In the College of Pharmacy, researchers are screening hundreds of microorganisms from the Black Water Ecosystem on the island of Borneo. Their goal: new compounds to fight tuberculosis and other infectious diseases.

“Indonesia is a real hot spot for biodiversity,” says Mark Zabriskie, a professor in the Department of Pharmaceutical Sciences. Zabriskie and his colleagues Phil Proteau and Taifo Mahmud are studying compounds produced by bacteria and fungi. The scientists look for ways to enhance the antibacterial properties of these compounds through genetic engineering and/or chemical modification.

Work on the Indonesian microbes got under way in 2005 when Dwi Andreas Santosa, director of the Indonesian Center for Biodiversity and Biotechnology, brought 750 samples of microorganisms to OSU. Santosa has isolated about 10,000 microbial species, many of which may be new to science.

In the past, scientists have scoured soils and other environments for antibacterial compounds, but the frequency of finding novel drug leads has been slowed by difficulties in culturing unique microbes in the laboratory. The Black Water Ecosystem is significant because so much of its microbial life is poorly studied.

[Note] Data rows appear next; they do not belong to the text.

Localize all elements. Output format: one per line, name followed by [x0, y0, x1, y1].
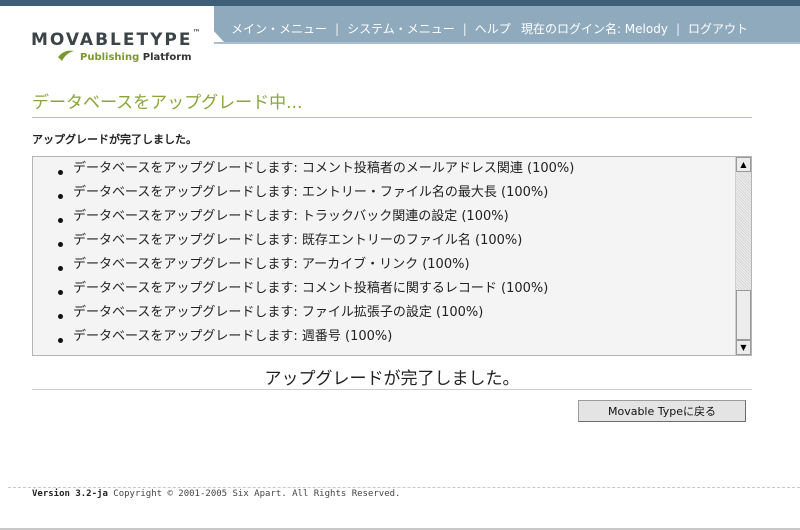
nav-separator: | — [462, 22, 467, 36]
log-item: データベースをアップグレードします: コメント投稿者に関するレコード (100%… — [57, 277, 574, 301]
footer-copyright: Copyright © 2001-2005 Six Apart. All Rig… — [113, 489, 401, 499]
log-item: データベースをアップグレードします: アーカイブ・リンク (100%) — [57, 253, 574, 277]
log-item: データベースをアップグレードします: 週番号 (100%) — [57, 325, 574, 349]
logo-tagline-b: Platform — [142, 52, 192, 63]
nav-bar-shadow — [214, 42, 800, 44]
log-item: データベースをアップグレードします: トラックバック関連の設定 (100%) — [57, 205, 574, 229]
footer-version: Version 3.2-ja — [32, 489, 108, 499]
nav-help[interactable]: ヘルプ — [475, 22, 511, 36]
log-item: データベースをアップグレードします: ファイル拡張子の設定 (100%) — [57, 301, 574, 325]
nav-system-menu[interactable]: システム・メニュー — [347, 22, 455, 36]
scroll-thumb[interactable] — [736, 290, 751, 340]
login-status: 現在のログイン名: Melody — [520, 22, 668, 36]
swoosh-icon — [58, 50, 74, 61]
vertical-scrollbar[interactable]: ▲ ▼ — [735, 157, 751, 355]
nav-main-menu[interactable]: メイン・メニュー — [231, 22, 327, 36]
divider — [32, 389, 752, 390]
footer: Version 3.2-ja Copyright © 2001-2005 Six… — [32, 489, 400, 499]
footer-divider — [8, 487, 800, 488]
upgrade-log[interactable]: データベースをアップグレードします: コメント投稿者のメールアドレス関連 (10… — [32, 156, 752, 356]
page-title: データベースをアップグレード中... — [32, 88, 752, 118]
log-item: データベースをアップグレードします: エントリー・ファイル名の最大長 (100%… — [57, 181, 574, 205]
log-list: データベースをアップグレードします: コメント投稿者のメールアドレス関連 (10… — [57, 157, 574, 349]
return-to-movable-type-button[interactable]: Movable Typeに戻る — [578, 400, 746, 422]
upgrade-done-label: アップグレードが完了しました。 — [32, 133, 197, 146]
log-item: データベースをアップグレードします: 既存エントリーのファイル名 (100%) — [57, 229, 574, 253]
nav-menu: メイン・メニュー | システム・メニュー | ヘルプ — [231, 20, 511, 37]
logo[interactable]: MOVABLETYPE™ Publishing Platform — [0, 6, 214, 70]
scroll-down-icon[interactable]: ▼ — [736, 340, 751, 355]
scroll-up-icon[interactable]: ▲ — [736, 157, 751, 172]
nav-separator: | — [675, 22, 680, 36]
logo-tm: ™ — [192, 28, 201, 37]
complete-message: アップグレードが完了しました。 — [264, 369, 520, 389]
user-menu: 現在のログイン名: Melody | ログアウト — [521, 20, 748, 37]
logo-tagline: Publishing Platform — [80, 52, 192, 63]
log-item: データベースをアップグレードします: コメント投稿者のメールアドレス関連 (10… — [57, 157, 574, 181]
logo-tagline-a: Publishing — [80, 52, 140, 63]
logout-link[interactable]: ログアウト — [688, 22, 748, 36]
nav-separator: | — [335, 22, 340, 36]
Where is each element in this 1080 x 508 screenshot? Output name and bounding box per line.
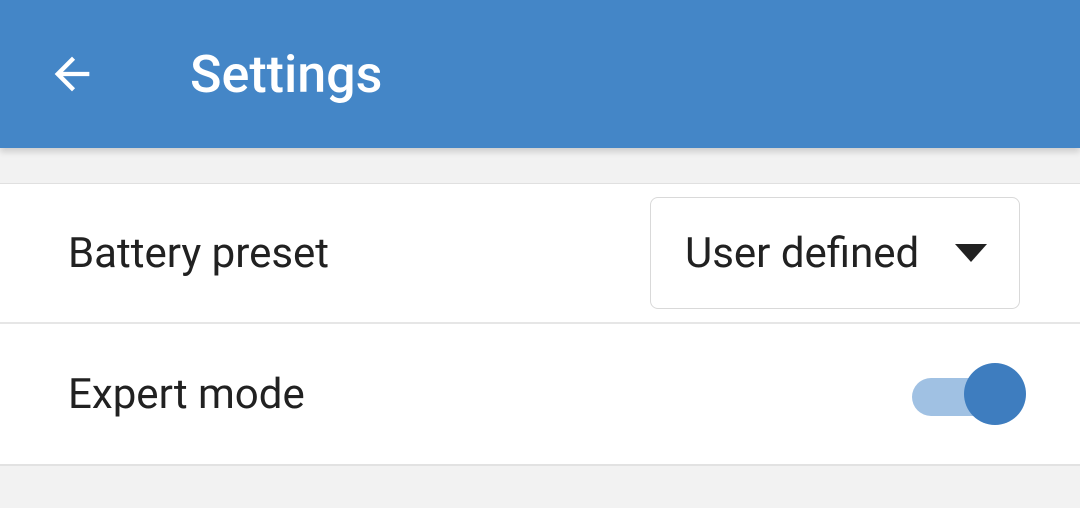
appbar: Settings [0,0,1080,148]
battery-preset-dropdown[interactable]: User defined [650,197,1020,309]
page-title: Settings [190,44,382,105]
battery-preset-value: User defined [685,229,919,278]
toggle-thumb [964,363,1026,425]
battery-preset-label: Battery preset [68,229,329,278]
arrow-left-icon [46,48,98,100]
chevron-down-icon [955,244,987,262]
spacer [0,148,1080,184]
expert-mode-toggle[interactable] [912,362,1020,426]
bottom-spacer [0,464,1080,508]
back-button[interactable] [44,46,100,102]
content: Battery preset User defined Expert mode [0,148,1080,508]
row-expert-mode: Expert mode [0,324,1080,464]
row-battery-preset: Battery preset User defined [0,184,1080,324]
expert-mode-label: Expert mode [68,370,305,419]
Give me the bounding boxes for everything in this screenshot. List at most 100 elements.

The OSU researchers and their students are culturing the microbes and determining the antibacterial potential of each one. They also compare promising species to known microorganisms by focusing on a small DNA fragment, a kind of molecular bar code. It tells them if a species is already known and whether it is likely to produce novel natural products.

“Ultimately, as we go through this screening process, we’ll find new compounds and then go after the genes to study how a promising antibiotic is made and see if we can get analogs produced by genetic manipulation and chemical modification,” says Zabriskie. By documenting the potential for new antibiotics, the researchers hope to attract grant funding that would allow them to understand the chemistry leading to new drugs.